Health

Few Dominicans removing facemasks on 1st day they’re not obligatory

Santo Domingo, Feb 17 (EFE).- Few people are deciding not to wear facemasks in the Dominican capital on Thursday, the first day on which their use is not obligatory nationwide and after everyone has been required to wear them in public for almost two years.

The great majority of riders on the Santo Domingo metro, workers in office buildings and customers at supermarkets and malls in the capital were still wearing their facemasks on Thursday.

On Wednesday evening, President Luis Abinader announced the lifting of all restrictions imposed due to the coronavirus pandemic, a decision that surprised the entire country.

By way of example, Abinader on Thursday attended an official event at the Autonomous University of Santo Domingo without wearing a facemask.

The president said he had lifted the restrictions because of the improvement in health indicators and due to the “success” of the anti-Covid-19 vaccination program, which on Wednesday had been under way for a year although it has not yet achieved its goal of vaccinating 70 percent of the country’s adult population.

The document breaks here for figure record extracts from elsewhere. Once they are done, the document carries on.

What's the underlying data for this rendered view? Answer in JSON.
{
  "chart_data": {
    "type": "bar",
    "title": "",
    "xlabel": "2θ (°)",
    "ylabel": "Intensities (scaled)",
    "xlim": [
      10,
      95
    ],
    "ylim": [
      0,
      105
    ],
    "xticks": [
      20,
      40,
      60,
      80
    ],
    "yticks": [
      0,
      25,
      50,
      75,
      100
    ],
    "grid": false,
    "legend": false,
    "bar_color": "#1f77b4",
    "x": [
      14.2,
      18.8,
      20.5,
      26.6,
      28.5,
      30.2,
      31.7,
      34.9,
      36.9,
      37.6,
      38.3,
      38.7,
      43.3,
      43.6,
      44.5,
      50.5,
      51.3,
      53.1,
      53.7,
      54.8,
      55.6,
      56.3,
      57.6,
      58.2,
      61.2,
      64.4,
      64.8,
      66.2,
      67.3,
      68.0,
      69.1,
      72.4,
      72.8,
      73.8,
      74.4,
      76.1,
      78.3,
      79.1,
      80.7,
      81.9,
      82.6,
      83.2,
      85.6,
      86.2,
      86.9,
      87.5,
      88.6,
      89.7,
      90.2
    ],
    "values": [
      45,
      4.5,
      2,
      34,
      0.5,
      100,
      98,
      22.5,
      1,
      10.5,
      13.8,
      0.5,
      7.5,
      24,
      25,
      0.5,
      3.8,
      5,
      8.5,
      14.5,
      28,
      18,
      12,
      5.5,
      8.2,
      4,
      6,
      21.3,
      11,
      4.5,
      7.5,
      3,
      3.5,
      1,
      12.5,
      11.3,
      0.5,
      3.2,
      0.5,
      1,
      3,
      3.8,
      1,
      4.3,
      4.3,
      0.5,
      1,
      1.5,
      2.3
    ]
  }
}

To date, 5.8 million people – or about 55 percent of the Dominican population – have received two doses of the vaccine and 2.1 million have received at least one booster shot, according to government statistics, which do not break down the vaccine recipients by age.

Despite the hesitation of capital residents to remove their facemasks on public transportation and in office buildings, the use of facemasks has fallen off markedly over the past few months in communities in the interior of the country.

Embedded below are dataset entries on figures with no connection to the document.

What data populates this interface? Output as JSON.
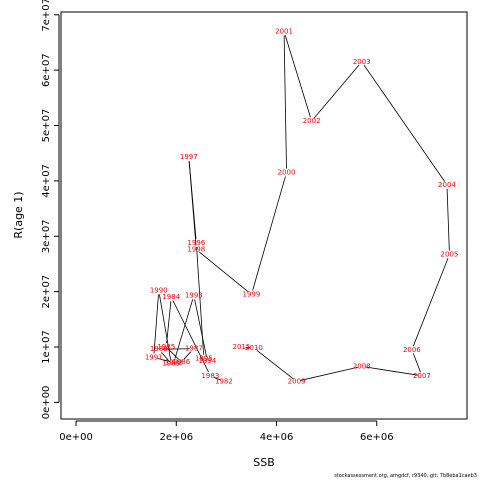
{
  "chart_data": {
    "type": "line",
    "xlabel": "SSB",
    "ylabel": "R(age 1)",
    "xlim": [
      -300000,
      7800000
    ],
    "ylim": [
      -3000000,
      70500000
    ],
    "x_ticks": [
      {
        "value": 0,
        "label": "0e+00"
      },
      {
        "value": 2000000,
        "label": "2e+06"
      },
      {
        "value": 4000000,
        "label": "4e+06"
      },
      {
        "value": 6000000,
        "label": "6e+06"
      }
    ],
    "y_ticks": [
      {
        "value": 0,
        "label": "0e+00"
      },
      {
        "value": 10000000,
        "label": "1e+07"
      },
      {
        "value": 20000000,
        "label": "2e+07"
      },
      {
        "value": 30000000,
        "label": "3e+07"
      },
      {
        "value": 40000000,
        "label": "4e+07"
      },
      {
        "value": 50000000,
        "label": "5e+07"
      },
      {
        "value": 60000000,
        "label": "6e+07"
      },
      {
        "value": 70000000,
        "label": "7e+07"
      }
    ],
    "line_color": "#000000",
    "label_color": "#ff0000",
    "grid": false,
    "points": [
      {
        "year": "1982",
        "ssb": 2950000,
        "r": 3800000
      },
      {
        "year": "1983",
        "ssb": 2680000,
        "r": 4800000
      },
      {
        "year": "1984",
        "ssb": 1900000,
        "r": 19000000
      },
      {
        "year": "1985",
        "ssb": 1800000,
        "r": 10000000
      },
      {
        "year": "1986",
        "ssb": 2100000,
        "r": 7300000
      },
      {
        "year": "1987",
        "ssb": 2350000,
        "r": 9700000
      },
      {
        "year": "1988",
        "ssb": 1650000,
        "r": 9600000
      },
      {
        "year": "1989",
        "ssb": 1900000,
        "r": 7000000
      },
      {
        "year": "1990",
        "ssb": 1650000,
        "r": 20200000
      },
      {
        "year": "1991",
        "ssb": 1550000,
        "r": 8100000
      },
      {
        "year": "1992",
        "ssb": 1950000,
        "r": 7200000
      },
      {
        "year": "1993",
        "ssb": 2350000,
        "r": 19300000
      },
      {
        "year": "1994",
        "ssb": 2620000,
        "r": 7500000
      },
      {
        "year": "1995",
        "ssb": 2550000,
        "r": 7900000
      },
      {
        "year": "1996",
        "ssb": 2400000,
        "r": 28800000
      },
      {
        "year": "1997",
        "ssb": 2250000,
        "r": 44300000
      },
      {
        "year": "1998",
        "ssb": 2400000,
        "r": 27600000
      },
      {
        "year": "1999",
        "ssb": 3500000,
        "r": 19500000
      },
      {
        "year": "2000",
        "ssb": 4200000,
        "r": 41500000
      },
      {
        "year": "2001",
        "ssb": 4150000,
        "r": 67000000
      },
      {
        "year": "2002",
        "ssb": 4700000,
        "r": 50800000
      },
      {
        "year": "2003",
        "ssb": 5700000,
        "r": 61500000
      },
      {
        "year": "2004",
        "ssb": 7400000,
        "r": 39300000
      },
      {
        "year": "2005",
        "ssb": 7450000,
        "r": 26700000
      },
      {
        "year": "2006",
        "ssb": 6700000,
        "r": 9500000
      },
      {
        "year": "2007",
        "ssb": 6900000,
        "r": 4800000
      },
      {
        "year": "2008",
        "ssb": 5700000,
        "r": 6500000
      },
      {
        "year": "2009",
        "ssb": 4400000,
        "r": 3800000
      },
      {
        "year": "2010",
        "ssb": 3550000,
        "r": 9800000
      },
      {
        "year": "2011",
        "ssb": 3300000,
        "r": 10000000
      }
    ]
  },
  "footer": {
    "text": "stockassessment.org, amgdcf, r9340, git: 7b8eba1caeb3"
  }
}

In addition, only a very few customers in bars and other nightspots in Santo Domingo have been using facemasks, despite the regulations in force until yesterday.

Despite the lifting of restrictions, Public Health Minister Daniel Rivera warned on Thursday that this doesn’t mean that the pandemic is over.

The Dominican Republic has tallied 570,889 Covid cases and 4,354 deaths due to the virus since March 2020, and it has just managed to get control over the fifth coronavirus wave caused by the highly transmissible Omicron variant.